Juno will have its whole suite of nine instruments activated as it soars 2,500 miles above Jupiter's swirling cloud tops at 130,000mph.
Mission controllers at the American space agency Nasa expect to capture stunning images and a wealth of scientific data from Saturday's approach.
Principal investigator Dr Scott Bolton, of the Southwest Research Institute in San Antonio, Texas, US, said: "This is the first time we will be close to Jupiter since we entered orbit on July 4. Back then we turned all our instruments off to focus on the rocket burn to get Juno into orbit around Jupiter.
"Since then, we have checked Juno from stem to stern and back again. We still have more testing to do, but we are confident that everything is working great, so for this upcoming flyby Juno's eyes and ears, our science instruments, will all be open.
"This is our first opportunity to really take a close-up look at the king of our solar system and begin to figure out how he works."
It will take some days for the images and information gathered by Juno to be downloaded on Earth.
Nasa hopes to release a handful of close-up images from JunoCam, the probe's panoramic colour camera, during the later part of next week. They should include the first detailed pictures of Jupiter's north and south poles.
In total, 35 more close flybys are planned during Juno's primary mission, scheduled to end in February 2018.
No previous spacecraft has flown so near to Jupiter before.
The previous record for a close approach to the planet was set by Nasa's Pioneer 11 spacecraft, which passed at a distance of 27,000 miles in 1974.
Only one other spacecraft, Galileo, which visited Jupiter and its moons from 1995 to 2003, has orbited the planet. Although it was deliberately crashed onto Jupiter at the end of its mission, it orbited from much further out than Juno.
Powered by three huge solar panels, Juno was launched into space by an Atlas V rocket from Cape Canaveral, Florida, on August 5 2011.
It took five years to complete the 1.8 billion-mile journey from Earth.
The probe has had to be specially strengthened to withstand the circuit-frying radiation around Jupiter.
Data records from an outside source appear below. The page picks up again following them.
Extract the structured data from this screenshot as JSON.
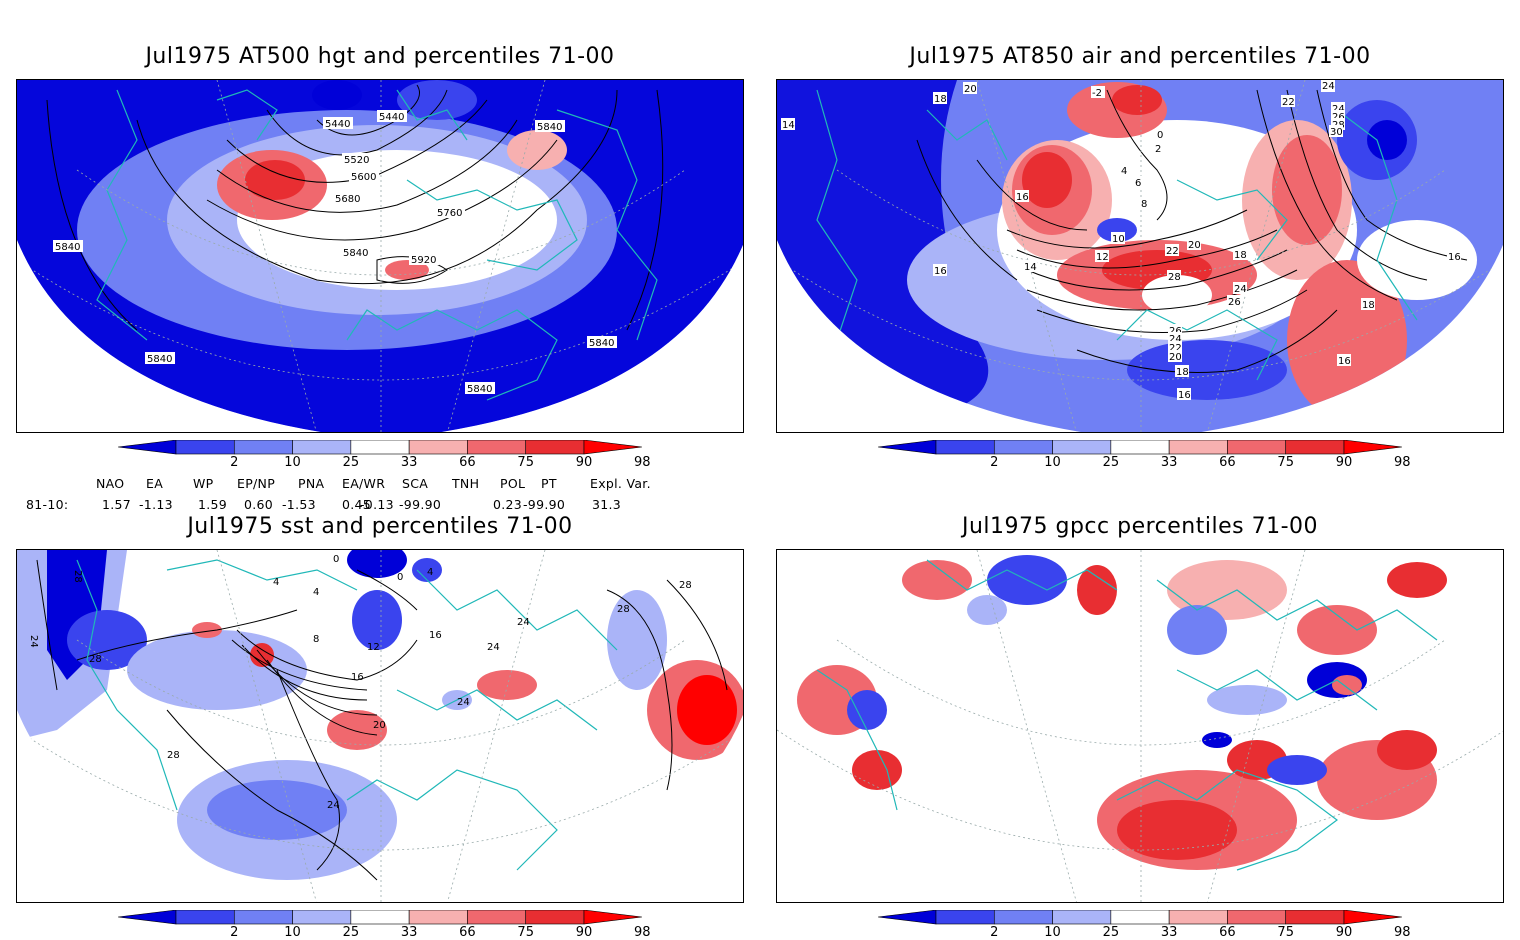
{
  "panels": [
    {
      "id": "p1",
      "title": "Jul1975 AT500 hgt and percentiles 71-00",
      "contour_labels": [
        "5440",
        "5440",
        "5520",
        "5600",
        "5680",
        "5760",
        "5840",
        "5920",
        "5840",
        "5840",
        "5840",
        "5840",
        "5840"
      ]
    },
    {
      "id": "p2",
      "title": "Jul1975 AT850 air and percentiles 71-00",
      "contour_labels": [
        "14",
        "18",
        "20",
        "-2",
        "24",
        "24",
        "22",
        "26",
        "28",
        "30",
        "0",
        "2",
        "4",
        "6",
        "8",
        "16",
        "10",
        "12",
        "14",
        "22",
        "20",
        "18",
        "16",
        "28",
        "24",
        "26",
        "16",
        "18",
        "26",
        "24",
        "22",
        "20",
        "18",
        "16",
        "16",
        "18"
      ]
    },
    {
      "id": "p3",
      "title": "Jul1975 sst and percentiles 71-00",
      "contour_labels": [
        "28",
        "24",
        "28",
        "0",
        "4",
        "4",
        "0",
        "4",
        "8",
        "12",
        "16",
        "16",
        "20",
        "24",
        "24",
        "24",
        "28",
        "28",
        "28",
        "24"
      ]
    },
    {
      "id": "p4",
      "title": "Jul1975 gpcc percentiles 71-00",
      "contour_labels": []
    }
  ],
  "colorbar": {
    "ticks": [
      "2",
      "10",
      "25",
      "33",
      "66",
      "75",
      "90",
      "98"
    ],
    "colors": [
      "#0000d8",
      "#3a44ee",
      "#7080f4",
      "#aab4f8",
      "#ffffff",
      "#f7b0b0",
      "#f0686e",
      "#e82e32",
      "#ff0000"
    ]
  },
  "indices": {
    "headers": [
      "NAO",
      "EA",
      "WP",
      "EP/NP",
      "PNA",
      "EA/WR",
      "SCA",
      "TNH",
      "POL",
      "PT",
      "Expl. Var."
    ],
    "row_label": "81-10:",
    "values": [
      "1.57",
      "-1.13",
      "1.59",
      "0.60",
      "-1.53",
      "0.45",
      "-0.13",
      "-99.90",
      "0.23",
      "-99.90",
      "31.3"
    ]
  }
}
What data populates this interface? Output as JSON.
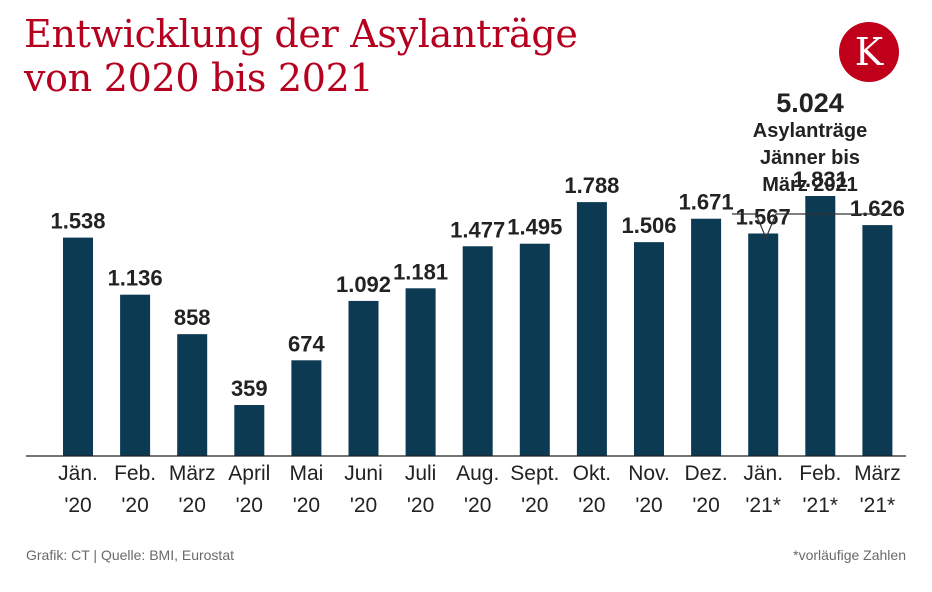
{
  "title_line1": "Entwicklung der Asylanträge",
  "title_line2": "von 2020 bis 2021",
  "logo_letter": "K",
  "callout": {
    "value": "5.024",
    "text": "Asylanträge Jänner bis März 2021"
  },
  "source": "Grafik: CT | Quelle: BMI, Eurostat",
  "footnote": "*vorläufige Zahlen",
  "colors": {
    "bar": "#0b3a52",
    "title": "#b5001f",
    "logo": "#c0001a"
  },
  "chart_data": {
    "type": "bar",
    "title": "Entwicklung der Asylanträge von 2020 bis 2021",
    "xlabel": "",
    "ylabel": "",
    "ylim": [
      0,
      2000
    ],
    "grid": false,
    "categories": [
      {
        "month": "Jän.",
        "year": "'20"
      },
      {
        "month": "Feb.",
        "year": "'20"
      },
      {
        "month": "März",
        "year": "'20"
      },
      {
        "month": "April",
        "year": "'20"
      },
      {
        "month": "Mai",
        "year": "'20"
      },
      {
        "month": "Juni",
        "year": "'20"
      },
      {
        "month": "Juli",
        "year": "'20"
      },
      {
        "month": "Aug.",
        "year": "'20"
      },
      {
        "month": "Sept.",
        "year": "'20"
      },
      {
        "month": "Okt.",
        "year": "'20"
      },
      {
        "month": "Nov.",
        "year": "'20"
      },
      {
        "month": "Dez.",
        "year": "'20"
      },
      {
        "month": "Jän.",
        "year": "'21*"
      },
      {
        "month": "Feb.",
        "year": "'21*"
      },
      {
        "month": "März",
        "year": "'21*"
      }
    ],
    "values": [
      1538,
      1136,
      858,
      359,
      674,
      1092,
      1181,
      1477,
      1495,
      1788,
      1506,
      1671,
      1567,
      1831,
      1626
    ],
    "value_labels": [
      "1.538",
      "1.136",
      "858",
      "359",
      "674",
      "1.092",
      "1.181",
      "1.477",
      "1.495",
      "1.788",
      "1.506",
      "1.671",
      "1.567",
      "1.831",
      "1.626"
    ]
  }
}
Its vital flight computer is housed in an armoured vault made of titanium and weighing almost 400lb.
At the end of its 20-month mission, Juno will follow in the footsteps of Galileo by making a one-way plunge into the planet's thick atmosphere.
Scientists are eagerly looking forward to analysing a treasure trove of data about Jupiter's composition, gravity, magnetic field, and the source of its raging 384mph winds.
A British team from the University of Leicester is playing a key role in the mission, focusing on Jupiter's powerful magnetic field, its spectacular auroras, and its dynamic atmosphere.
Juno is part of Nasa's New Frontiers programme of robotic space missions which last year saw the New Horizons craft obtain close-up views of dwarf planet Pluto.
Unusually for a robotic space mission, the probe is carrying passengers - three Lego figures depicting the 17th century Italian astronomer Galileo Galilei, the Roman god Jupiter, and the deity's wife, Juno.
Lego made the figures out of aluminium rather than the usual plastic so they could withstand the extreme conditions of space flight.
A plaque dedicated to Galileo from the Italian Space Agency is also on board.